Kip Thorne thinks so. He was the scientific adviser for the movie Interstellar.
About the planets orbiting Gargantua he said the following:
This business of the enormous time differential between one of the planets orbiting very close to Gargantua and the flow of time back on Earth – the problem seemed to be that no planet could endure the resulting gravitational forces. This was something that even I thought was impossible, intuitively, until I went and slept on it and did a few hours of calculations. I came to the conclusion that in fact it is possible. The black hole needs to be spinning very fast, but is possible for the spin to be fast enough for a planet in the necessarily close, stable, circular orbit to not be ripped apart. I can’t fault anyone for saying, “Hey, that’s not possible,” without having first having the benefit of my book! Unless it’s someone who is very deep into general relativity and who I would’ve expected to go do the calculations!
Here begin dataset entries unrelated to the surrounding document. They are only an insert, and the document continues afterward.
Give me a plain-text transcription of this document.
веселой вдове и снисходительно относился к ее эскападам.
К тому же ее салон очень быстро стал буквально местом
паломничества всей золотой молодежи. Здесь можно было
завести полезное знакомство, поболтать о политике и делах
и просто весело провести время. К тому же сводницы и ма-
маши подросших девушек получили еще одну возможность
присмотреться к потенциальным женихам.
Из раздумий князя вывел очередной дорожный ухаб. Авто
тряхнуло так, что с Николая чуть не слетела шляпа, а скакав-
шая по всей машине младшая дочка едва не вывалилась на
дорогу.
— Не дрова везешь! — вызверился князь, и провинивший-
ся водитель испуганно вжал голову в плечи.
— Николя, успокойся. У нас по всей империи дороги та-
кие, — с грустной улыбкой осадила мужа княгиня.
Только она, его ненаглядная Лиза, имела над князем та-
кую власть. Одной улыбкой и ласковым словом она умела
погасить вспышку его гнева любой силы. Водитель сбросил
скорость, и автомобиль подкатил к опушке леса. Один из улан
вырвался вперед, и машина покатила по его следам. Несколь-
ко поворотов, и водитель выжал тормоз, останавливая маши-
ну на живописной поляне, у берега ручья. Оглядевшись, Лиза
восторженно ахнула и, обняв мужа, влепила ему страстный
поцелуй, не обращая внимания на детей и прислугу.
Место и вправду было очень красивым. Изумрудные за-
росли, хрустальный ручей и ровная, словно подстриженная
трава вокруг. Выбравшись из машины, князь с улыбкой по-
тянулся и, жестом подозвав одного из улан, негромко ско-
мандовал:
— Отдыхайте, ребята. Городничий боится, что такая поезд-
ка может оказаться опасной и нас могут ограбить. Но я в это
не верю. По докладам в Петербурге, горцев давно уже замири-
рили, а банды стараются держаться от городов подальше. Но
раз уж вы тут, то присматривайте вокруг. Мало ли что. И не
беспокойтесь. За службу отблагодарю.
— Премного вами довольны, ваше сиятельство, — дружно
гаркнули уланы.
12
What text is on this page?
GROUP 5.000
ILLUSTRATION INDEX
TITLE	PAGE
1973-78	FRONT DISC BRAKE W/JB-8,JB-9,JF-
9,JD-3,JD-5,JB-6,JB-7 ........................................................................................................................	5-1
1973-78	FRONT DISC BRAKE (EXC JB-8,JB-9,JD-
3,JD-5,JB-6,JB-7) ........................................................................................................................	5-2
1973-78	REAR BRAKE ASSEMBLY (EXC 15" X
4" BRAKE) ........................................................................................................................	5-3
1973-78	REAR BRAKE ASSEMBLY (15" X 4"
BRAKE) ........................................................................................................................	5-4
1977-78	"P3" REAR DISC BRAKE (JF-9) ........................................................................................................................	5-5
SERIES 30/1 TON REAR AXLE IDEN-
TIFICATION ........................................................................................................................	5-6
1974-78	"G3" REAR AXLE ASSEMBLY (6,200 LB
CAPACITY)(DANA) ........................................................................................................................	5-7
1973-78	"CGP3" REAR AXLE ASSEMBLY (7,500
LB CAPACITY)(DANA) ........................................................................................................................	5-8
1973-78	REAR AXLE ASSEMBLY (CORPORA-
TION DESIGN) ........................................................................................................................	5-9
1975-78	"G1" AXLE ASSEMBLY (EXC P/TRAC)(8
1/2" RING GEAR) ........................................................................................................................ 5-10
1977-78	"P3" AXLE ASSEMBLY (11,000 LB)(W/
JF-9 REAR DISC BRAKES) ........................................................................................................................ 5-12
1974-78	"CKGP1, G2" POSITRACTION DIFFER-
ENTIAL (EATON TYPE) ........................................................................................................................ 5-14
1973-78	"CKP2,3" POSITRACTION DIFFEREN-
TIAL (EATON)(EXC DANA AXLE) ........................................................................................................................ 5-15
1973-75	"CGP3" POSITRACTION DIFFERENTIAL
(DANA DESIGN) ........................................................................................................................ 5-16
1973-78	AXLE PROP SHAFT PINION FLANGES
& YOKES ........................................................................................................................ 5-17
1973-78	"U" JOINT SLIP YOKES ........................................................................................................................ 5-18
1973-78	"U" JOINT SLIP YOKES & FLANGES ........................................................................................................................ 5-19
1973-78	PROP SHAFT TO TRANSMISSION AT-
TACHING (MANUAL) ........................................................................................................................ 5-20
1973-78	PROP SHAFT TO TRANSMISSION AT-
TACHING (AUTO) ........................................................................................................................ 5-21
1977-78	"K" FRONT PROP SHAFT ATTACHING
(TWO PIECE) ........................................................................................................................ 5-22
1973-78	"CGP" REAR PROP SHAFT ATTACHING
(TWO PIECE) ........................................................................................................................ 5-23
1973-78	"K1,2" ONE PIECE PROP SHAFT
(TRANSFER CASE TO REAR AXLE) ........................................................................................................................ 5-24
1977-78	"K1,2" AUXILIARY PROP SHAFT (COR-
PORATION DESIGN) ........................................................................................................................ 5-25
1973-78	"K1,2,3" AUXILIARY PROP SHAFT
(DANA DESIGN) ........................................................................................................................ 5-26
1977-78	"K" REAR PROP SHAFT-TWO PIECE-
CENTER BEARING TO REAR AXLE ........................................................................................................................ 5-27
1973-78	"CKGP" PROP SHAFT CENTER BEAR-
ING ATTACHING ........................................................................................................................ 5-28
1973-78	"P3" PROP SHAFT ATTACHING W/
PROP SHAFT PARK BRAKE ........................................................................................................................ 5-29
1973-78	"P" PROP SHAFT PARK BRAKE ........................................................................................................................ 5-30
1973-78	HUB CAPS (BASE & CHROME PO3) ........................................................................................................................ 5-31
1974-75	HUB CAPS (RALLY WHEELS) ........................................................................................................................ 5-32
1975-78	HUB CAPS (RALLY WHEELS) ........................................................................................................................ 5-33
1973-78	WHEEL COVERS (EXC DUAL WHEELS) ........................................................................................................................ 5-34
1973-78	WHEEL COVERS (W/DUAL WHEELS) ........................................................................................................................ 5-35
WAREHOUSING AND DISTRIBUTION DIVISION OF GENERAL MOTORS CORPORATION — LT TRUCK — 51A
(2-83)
Source: Parsing the Science of Interstellar with physicist Kip thorne
Thorne also wrote the book, The Science of Interstellar (2014). Copies available in all good bookstores and libraries. There is also a documentary about the movie's science which can be found here. I believe it is also an extra on the DVD.
Yes the science of Miller's Planet is plausible and possible. Kip Thorne is one of the top physicists working in the area of general relativity. You don't get better than that.